O mês de setembro começou com poucas movimentações no mercado da soja em diferentes estados do país. No Rio Grande do Sul, os negócios seguem parados, segundo dados da TF Agroeconômica. Nos portos, as indicações de preços para entrega entre agosto e setembro ficaram em R$ 140,00 por saca, enquanto no interior houve desvalorização. Em Cruz Alta, o preço caiu para R$ 135,20 (-0,59%), em Passo Fundo e Santa Rosa/São Luiz para R$ 134,00 (-1,47%) e em Panambi a saca foi negociada a R$ 123,00.

Em Santa Catarina, os preços se mantêm estáveis, mas o déficit de armazenagem preocupa. A safra 2024/25 foi recorde, ultrapassando a capacidade de estocagem em mais de 800 mil toneladas, o que levou produtores a recorrerem a silos-bolsa. O estado tem substituído parte da área de milho pela soja, devido à maior resiliência da oleaginosa a estiagens curtas e ao menor custo de produção. No porto de São Francisco, a cotação é de R$ 142,84 por saca.

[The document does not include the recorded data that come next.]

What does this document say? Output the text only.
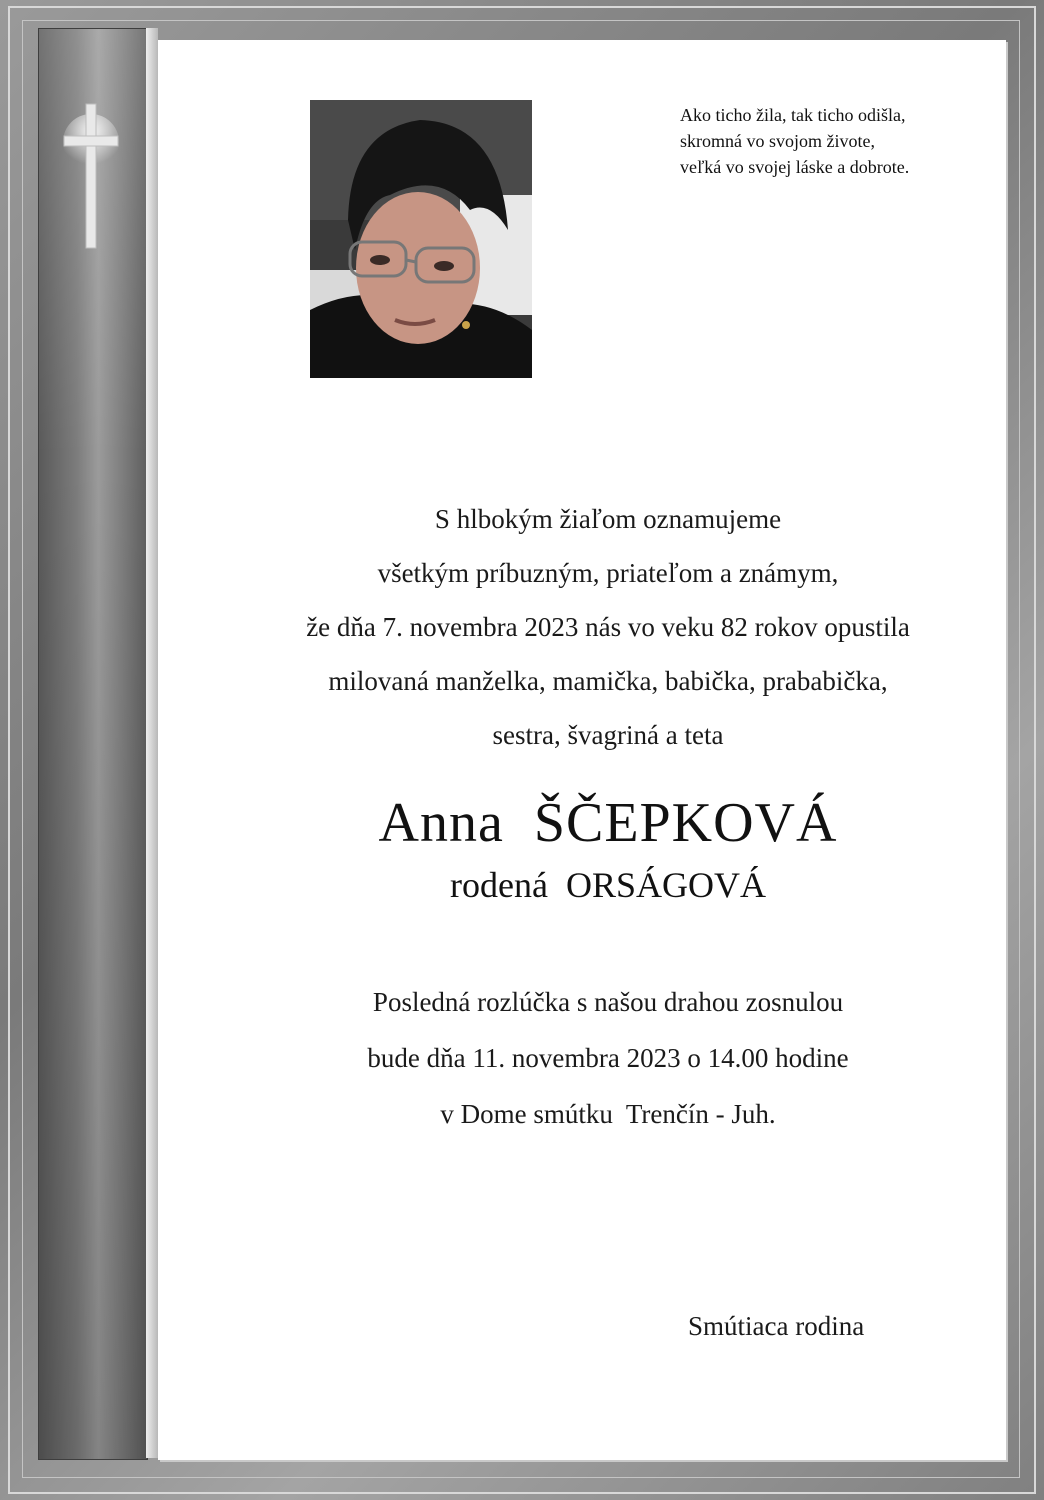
Ako ticho žila, tak ticho odišla,
skromná vo svojom živote,
veľká vo svojej láske a dobrote.
S hlbokým žiaľom oznamujeme
všetkým príbuzným, priateľom a známym,
že dňa 7. novembra 2023 nás vo veku 82 rokov opustila
milovaná manželka, mamička, babička, prababička,
sestra, švagriná a teta
Anna  ŠČEPKOVÁ
rodená  ORSÁGOVÁ
Posledná rozlúčka s našou drahou zosnulou
bude dňa 11. novembra 2023 o 14.00 hodine
v Dome smútku  Trenčín - Juh.
Smútiaca rodina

Já no Paraná, o destaque é o fim do vazio sanitário na Região 2, que libera o início do plantio a partir de setembro. Nos preços, Paranaguá registrou R$ 142,88 por saca, Cascavel R$ 127,76, Maringá R$ 134,50, Ponta Grossa R$ 135,50 FOB (no balcão, R$ 118,00) e Pato Branco R$ 139,65.

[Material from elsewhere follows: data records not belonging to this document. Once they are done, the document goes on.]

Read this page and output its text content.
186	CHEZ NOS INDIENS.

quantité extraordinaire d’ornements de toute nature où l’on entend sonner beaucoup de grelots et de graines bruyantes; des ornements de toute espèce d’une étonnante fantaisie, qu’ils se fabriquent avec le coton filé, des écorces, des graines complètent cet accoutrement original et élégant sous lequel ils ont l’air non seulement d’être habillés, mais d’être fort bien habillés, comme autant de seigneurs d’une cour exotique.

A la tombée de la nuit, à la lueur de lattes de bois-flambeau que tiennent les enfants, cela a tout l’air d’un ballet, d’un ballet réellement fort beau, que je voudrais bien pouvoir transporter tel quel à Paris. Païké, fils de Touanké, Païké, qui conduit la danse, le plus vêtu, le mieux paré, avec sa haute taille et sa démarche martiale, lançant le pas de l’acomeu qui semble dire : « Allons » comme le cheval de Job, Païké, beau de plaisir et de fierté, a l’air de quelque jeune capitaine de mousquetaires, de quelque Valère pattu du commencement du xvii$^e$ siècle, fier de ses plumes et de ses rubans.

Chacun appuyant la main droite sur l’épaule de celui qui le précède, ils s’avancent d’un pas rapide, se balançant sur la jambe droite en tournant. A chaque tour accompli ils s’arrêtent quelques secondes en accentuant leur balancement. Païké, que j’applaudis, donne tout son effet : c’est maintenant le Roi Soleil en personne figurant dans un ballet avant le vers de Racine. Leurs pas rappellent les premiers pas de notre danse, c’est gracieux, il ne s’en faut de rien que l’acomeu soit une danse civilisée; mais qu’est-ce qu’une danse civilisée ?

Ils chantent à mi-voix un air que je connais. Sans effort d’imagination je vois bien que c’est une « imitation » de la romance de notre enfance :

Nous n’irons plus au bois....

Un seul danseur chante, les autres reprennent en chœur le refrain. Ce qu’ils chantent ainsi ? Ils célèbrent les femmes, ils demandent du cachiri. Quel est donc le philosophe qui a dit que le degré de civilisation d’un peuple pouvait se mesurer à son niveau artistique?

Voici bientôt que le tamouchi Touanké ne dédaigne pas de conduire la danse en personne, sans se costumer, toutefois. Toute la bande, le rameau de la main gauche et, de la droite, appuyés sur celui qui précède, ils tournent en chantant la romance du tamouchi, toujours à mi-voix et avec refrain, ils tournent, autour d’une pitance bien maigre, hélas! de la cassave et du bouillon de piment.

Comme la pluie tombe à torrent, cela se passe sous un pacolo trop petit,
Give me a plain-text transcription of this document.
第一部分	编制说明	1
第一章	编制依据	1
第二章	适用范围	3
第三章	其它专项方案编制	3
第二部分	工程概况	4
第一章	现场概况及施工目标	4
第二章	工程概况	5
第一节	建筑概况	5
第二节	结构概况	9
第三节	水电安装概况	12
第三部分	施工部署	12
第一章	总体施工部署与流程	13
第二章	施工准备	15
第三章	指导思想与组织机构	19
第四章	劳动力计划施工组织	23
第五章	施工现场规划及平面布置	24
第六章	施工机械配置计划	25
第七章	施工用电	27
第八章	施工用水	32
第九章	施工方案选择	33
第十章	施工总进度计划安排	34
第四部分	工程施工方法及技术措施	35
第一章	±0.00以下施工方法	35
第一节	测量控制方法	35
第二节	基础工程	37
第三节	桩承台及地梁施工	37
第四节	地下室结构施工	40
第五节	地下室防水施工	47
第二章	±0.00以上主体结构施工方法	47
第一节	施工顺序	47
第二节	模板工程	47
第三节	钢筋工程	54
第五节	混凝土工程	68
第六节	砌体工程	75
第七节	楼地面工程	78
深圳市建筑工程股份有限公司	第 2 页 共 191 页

No Mato Grosso do Sul, os preços se mantêm firmes: Dourados (R$ 123,30), Campo Grande (R$ 124,88), Maracaju (R$ 123,42), Chapadão do Sul (R$ 124,00) e Sidrolândia (R$ 123,91). No Mato Grosso, a dificuldade continua sendo a armazenagem, com cotações variando de R$ 118,00 em Nova Mutum a R$ 127,80 em Rondonópolis.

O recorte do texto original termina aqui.